Les résidents disent que seuls les espaces musulmans sont contrôlés

Les habitants insistent sur le fait que les opérations semblent cibler les institutions musulmanes. Ils affirment que cette approche sélective renforce une tendance de longue date consistant à considérer les musulmans avec suspicion après tout incident de sécurité.

Shahid Ali, un habitant de Nuh, a déclaré que les raids ont ébranlé la communauté. Il a déclaré que les mosquées et les madrasas sont traitées comme s’il s’agissait d’espaces criminels.
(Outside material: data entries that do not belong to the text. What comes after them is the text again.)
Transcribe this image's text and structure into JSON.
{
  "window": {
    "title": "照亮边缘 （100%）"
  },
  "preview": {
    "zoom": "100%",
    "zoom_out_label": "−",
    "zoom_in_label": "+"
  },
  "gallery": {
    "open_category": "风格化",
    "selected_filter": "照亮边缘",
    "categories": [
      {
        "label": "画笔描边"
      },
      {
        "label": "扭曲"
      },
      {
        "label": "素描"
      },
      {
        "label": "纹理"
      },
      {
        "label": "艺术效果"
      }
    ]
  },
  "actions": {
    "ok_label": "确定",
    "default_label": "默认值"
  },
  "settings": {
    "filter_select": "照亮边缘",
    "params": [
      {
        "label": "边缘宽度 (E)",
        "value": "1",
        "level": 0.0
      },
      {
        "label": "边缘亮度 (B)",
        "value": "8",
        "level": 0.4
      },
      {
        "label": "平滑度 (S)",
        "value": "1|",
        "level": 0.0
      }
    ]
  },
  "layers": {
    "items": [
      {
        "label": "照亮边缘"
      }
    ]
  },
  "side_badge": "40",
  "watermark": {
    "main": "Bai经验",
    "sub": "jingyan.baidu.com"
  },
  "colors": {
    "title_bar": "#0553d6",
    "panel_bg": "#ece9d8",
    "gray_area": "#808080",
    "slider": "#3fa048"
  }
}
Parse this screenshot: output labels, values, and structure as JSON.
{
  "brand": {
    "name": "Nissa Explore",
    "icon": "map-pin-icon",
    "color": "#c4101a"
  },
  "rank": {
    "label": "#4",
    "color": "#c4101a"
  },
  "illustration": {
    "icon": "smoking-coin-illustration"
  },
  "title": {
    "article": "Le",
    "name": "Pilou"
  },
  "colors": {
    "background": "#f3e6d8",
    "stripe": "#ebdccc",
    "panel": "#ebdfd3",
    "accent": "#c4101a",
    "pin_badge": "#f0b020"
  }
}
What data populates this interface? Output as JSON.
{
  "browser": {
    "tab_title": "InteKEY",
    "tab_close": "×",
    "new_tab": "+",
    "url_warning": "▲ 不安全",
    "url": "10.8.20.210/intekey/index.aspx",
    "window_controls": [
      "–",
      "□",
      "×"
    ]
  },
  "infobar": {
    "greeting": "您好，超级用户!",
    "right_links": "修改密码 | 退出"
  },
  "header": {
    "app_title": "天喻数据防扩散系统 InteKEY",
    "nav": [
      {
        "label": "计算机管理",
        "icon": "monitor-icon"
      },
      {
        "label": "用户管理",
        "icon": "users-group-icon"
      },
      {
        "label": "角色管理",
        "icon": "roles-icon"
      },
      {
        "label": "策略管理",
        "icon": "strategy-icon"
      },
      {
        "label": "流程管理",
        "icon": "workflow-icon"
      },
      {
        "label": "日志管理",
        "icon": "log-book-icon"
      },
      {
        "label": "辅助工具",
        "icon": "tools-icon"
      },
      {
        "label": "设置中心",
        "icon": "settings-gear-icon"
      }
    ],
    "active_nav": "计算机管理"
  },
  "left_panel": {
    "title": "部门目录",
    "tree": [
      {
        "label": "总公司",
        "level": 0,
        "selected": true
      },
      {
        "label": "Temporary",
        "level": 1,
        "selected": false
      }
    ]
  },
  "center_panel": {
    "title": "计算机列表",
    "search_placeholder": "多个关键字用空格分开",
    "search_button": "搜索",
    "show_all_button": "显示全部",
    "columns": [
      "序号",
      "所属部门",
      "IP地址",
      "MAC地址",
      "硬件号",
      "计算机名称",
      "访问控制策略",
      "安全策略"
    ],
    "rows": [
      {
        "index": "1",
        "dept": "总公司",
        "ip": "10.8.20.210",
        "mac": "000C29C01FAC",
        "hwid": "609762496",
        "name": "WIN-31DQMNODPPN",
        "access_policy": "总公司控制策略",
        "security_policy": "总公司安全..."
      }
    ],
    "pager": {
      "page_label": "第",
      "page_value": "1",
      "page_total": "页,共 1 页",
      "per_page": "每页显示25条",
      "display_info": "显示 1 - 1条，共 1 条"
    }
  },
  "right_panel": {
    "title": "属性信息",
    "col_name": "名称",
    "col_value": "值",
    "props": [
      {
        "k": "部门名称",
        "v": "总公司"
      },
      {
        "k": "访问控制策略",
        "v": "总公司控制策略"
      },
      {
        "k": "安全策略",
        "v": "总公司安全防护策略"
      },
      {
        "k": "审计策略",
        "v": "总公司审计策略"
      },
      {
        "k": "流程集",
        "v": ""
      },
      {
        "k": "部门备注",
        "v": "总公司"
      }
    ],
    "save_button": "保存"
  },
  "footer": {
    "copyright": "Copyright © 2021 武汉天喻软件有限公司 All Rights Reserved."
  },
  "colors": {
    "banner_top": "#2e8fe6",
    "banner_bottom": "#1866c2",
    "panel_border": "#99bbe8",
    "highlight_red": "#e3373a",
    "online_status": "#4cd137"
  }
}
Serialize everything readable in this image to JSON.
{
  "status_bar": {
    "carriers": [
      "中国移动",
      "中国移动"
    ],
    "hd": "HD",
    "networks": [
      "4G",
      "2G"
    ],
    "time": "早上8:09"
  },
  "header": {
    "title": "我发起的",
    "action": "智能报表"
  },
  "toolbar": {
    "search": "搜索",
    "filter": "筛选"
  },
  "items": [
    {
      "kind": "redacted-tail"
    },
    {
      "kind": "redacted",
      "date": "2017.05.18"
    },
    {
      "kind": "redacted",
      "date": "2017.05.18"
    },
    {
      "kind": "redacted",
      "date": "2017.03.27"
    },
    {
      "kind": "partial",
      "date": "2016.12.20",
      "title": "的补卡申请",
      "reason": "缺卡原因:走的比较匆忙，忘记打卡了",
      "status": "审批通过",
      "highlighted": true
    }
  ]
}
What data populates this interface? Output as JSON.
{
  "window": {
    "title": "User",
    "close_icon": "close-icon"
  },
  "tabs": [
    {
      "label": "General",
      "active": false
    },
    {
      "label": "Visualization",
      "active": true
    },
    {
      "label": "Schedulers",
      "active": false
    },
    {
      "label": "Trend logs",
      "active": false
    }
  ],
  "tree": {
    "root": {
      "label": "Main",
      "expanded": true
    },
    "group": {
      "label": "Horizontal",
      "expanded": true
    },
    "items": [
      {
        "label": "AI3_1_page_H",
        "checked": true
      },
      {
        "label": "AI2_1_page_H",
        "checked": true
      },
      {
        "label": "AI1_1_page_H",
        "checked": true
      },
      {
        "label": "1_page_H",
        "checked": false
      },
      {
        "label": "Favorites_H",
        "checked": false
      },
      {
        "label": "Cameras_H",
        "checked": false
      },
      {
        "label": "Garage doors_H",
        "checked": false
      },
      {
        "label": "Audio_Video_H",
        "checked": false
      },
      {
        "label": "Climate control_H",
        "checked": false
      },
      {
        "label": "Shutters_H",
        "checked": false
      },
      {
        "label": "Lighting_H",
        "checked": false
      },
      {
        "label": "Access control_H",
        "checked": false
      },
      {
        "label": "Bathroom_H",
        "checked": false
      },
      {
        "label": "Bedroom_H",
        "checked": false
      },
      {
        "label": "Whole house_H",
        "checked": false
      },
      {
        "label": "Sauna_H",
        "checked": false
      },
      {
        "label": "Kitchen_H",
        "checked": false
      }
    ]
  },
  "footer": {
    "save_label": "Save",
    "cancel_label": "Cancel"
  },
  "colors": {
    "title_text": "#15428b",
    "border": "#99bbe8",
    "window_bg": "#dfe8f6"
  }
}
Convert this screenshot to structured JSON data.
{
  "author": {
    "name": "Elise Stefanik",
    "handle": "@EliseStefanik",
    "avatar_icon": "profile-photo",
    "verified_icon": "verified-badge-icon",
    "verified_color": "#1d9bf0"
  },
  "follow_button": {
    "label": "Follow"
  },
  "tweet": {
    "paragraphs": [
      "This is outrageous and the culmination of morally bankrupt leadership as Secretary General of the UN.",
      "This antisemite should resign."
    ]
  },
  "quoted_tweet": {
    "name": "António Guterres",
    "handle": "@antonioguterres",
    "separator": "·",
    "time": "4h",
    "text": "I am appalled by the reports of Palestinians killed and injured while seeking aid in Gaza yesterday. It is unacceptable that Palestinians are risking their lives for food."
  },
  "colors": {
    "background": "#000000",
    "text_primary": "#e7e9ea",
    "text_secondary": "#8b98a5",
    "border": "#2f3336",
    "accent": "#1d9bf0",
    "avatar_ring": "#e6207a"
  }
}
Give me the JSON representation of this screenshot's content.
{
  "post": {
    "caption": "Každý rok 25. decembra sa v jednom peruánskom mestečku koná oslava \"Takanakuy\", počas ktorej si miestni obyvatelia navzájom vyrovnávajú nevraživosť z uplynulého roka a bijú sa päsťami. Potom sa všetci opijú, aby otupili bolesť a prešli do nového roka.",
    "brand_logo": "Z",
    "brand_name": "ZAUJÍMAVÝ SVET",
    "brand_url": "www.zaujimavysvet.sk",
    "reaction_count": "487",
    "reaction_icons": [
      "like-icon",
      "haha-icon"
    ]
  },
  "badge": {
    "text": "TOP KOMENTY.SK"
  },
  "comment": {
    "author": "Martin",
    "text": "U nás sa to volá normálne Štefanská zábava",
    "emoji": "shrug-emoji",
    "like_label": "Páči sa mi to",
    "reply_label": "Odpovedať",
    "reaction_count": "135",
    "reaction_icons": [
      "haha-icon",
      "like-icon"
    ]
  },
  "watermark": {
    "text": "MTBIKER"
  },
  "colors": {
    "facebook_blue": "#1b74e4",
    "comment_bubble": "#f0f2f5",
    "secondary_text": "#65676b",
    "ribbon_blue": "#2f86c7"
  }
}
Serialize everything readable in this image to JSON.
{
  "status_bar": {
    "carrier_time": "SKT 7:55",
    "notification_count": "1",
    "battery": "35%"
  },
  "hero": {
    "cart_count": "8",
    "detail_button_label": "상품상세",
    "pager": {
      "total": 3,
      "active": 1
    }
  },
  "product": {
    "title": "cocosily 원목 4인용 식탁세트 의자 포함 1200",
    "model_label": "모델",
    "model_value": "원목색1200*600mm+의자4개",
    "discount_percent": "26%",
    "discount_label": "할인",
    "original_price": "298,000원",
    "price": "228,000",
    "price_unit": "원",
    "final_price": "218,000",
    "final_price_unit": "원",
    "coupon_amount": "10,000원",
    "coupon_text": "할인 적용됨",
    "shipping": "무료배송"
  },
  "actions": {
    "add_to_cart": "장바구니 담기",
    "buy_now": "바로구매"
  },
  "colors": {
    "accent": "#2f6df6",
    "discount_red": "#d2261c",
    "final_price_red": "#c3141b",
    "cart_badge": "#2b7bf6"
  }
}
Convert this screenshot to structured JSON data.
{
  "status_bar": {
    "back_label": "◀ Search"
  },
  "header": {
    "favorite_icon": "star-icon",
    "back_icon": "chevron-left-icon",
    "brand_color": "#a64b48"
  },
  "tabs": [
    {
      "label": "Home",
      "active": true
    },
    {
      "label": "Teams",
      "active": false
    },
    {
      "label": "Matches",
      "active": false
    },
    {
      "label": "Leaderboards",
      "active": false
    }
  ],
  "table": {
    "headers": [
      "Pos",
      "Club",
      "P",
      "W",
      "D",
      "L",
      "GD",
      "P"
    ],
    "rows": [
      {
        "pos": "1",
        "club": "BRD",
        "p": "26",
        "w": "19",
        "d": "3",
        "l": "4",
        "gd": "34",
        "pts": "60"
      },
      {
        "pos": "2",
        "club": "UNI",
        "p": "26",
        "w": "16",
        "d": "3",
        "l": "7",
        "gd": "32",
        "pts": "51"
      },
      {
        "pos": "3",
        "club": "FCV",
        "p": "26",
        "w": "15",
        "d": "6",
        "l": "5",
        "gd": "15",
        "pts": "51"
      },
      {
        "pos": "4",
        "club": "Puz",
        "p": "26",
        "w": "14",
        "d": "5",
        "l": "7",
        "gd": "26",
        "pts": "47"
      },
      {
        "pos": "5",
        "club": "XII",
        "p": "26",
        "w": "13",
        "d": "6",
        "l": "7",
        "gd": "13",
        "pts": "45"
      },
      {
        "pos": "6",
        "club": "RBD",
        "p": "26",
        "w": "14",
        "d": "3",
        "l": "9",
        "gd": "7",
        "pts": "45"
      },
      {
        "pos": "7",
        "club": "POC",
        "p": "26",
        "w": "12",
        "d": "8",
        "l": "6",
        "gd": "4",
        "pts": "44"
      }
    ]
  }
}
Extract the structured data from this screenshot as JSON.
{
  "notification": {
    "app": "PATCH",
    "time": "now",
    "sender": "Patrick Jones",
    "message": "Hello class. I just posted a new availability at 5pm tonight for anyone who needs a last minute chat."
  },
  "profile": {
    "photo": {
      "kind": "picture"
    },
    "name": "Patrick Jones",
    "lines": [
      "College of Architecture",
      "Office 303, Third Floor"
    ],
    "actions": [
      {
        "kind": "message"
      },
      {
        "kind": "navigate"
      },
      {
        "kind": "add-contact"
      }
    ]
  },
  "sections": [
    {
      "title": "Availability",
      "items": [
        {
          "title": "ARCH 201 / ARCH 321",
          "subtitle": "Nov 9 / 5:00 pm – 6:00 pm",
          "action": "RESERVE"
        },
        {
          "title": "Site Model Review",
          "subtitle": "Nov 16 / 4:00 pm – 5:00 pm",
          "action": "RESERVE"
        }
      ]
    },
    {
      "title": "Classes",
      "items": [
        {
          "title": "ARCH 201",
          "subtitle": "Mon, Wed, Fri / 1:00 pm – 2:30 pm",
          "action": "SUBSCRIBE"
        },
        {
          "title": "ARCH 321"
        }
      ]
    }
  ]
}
Un enseignant, s’exprimant sous couvert d’anonymat, a déclaré que l’ampleur des contrôles était sans précédent et a qualifié la situation de « unilatérale ».

Les anciens de la communauté affirment que les perquisitions ajoutent au sentiment de discrimination ressenti par les jeunes musulmans du quartier. Abdul Rehman, un professeur de madrasa à la retraite, a déclaré que les raids aggravent les frustrations déjà ressenties en matière d’emploi, de logement et de maintien de l’ordre.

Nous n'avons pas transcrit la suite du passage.